When I was on my way home from my recent holiday in Yorkshire, where my parents now live, I went to see an old friend from college whom I had not seen for 10 years. One of those rare treats that friendship gives – catching up after years apart. He is now a monk living in the North Yorkshire Moors. On my way in to the village where he lives, I went to see another monk. Well another monastery anway. I dropped into the lovely valley where the ruins of Rievaulx abbey stand. That was the place where a saint lived – originally from Scotland, Abbot Aelred lived in Rievaulx ruling a great monastery and writing his own ideas down which survive to this day.
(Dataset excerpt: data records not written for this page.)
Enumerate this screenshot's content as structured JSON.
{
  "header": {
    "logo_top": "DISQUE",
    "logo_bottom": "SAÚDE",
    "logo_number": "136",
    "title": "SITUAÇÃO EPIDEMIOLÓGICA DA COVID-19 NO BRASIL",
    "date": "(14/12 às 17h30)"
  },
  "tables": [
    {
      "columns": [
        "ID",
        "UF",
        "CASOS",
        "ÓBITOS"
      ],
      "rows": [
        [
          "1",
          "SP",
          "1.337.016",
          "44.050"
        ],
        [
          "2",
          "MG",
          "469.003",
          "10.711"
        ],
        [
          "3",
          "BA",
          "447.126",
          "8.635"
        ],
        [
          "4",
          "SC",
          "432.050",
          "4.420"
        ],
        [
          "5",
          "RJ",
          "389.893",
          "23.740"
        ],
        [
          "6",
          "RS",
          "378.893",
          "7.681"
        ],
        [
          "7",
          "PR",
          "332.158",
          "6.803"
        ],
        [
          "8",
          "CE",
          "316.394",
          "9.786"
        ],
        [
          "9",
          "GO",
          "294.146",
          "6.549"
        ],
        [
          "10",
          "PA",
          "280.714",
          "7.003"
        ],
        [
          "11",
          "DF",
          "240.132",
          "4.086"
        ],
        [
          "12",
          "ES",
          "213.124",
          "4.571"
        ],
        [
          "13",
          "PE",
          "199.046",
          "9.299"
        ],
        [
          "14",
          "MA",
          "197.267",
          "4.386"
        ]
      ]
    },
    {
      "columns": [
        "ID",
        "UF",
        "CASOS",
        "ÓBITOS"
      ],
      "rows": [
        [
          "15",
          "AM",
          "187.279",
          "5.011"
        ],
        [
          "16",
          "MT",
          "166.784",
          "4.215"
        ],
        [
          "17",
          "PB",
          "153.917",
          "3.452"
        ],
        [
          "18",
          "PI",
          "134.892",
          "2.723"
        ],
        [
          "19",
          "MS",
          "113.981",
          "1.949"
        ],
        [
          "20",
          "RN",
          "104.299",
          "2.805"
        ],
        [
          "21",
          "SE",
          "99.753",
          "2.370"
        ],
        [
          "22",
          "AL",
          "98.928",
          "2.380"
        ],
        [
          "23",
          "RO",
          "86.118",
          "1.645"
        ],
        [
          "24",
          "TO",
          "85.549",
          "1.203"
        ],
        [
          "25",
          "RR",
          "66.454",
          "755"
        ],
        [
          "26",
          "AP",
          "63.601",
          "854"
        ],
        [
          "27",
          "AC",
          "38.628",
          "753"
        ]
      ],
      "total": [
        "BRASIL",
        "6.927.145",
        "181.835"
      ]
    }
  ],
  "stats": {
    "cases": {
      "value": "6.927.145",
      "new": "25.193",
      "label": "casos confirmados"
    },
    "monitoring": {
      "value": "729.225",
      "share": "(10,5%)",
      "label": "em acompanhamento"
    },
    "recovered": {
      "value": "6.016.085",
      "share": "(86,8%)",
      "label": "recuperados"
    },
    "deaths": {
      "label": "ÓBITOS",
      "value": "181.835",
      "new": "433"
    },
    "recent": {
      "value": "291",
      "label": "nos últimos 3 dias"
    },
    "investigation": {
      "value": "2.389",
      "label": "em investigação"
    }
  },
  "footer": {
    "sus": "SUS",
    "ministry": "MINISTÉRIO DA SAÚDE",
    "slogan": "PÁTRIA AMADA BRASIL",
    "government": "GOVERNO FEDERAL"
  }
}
He is remembered especially for writing about friendship and was famous for allowing friendships between the monks rather than being suspicious of them as other abbots had been.

I sat in the ruins of that soaring Cistercian monastery and looked down the valley. Smokey mist was weaving in and out of the trees. Just like the ideas that I’ve been trying to explore this morning – you could not catch hold of it – it just hung in the air.

And I hoped for a day when we could rebuild something whole and holy from the tumbling ruins that seem to represent the modern church’s attempts to speak about human relationships.

A God worth knowing as a friend.

Church communities famous for their openness and characterised by good humoured friendliness.

And A Sacrament of Friendship that embraces, cajoles, emboldens, challenges, and comforts and whose borders are ever wider and whose circumference goes by the name of Love.

In the name of the Father and of the Son and of the Holy Spirit. Amen.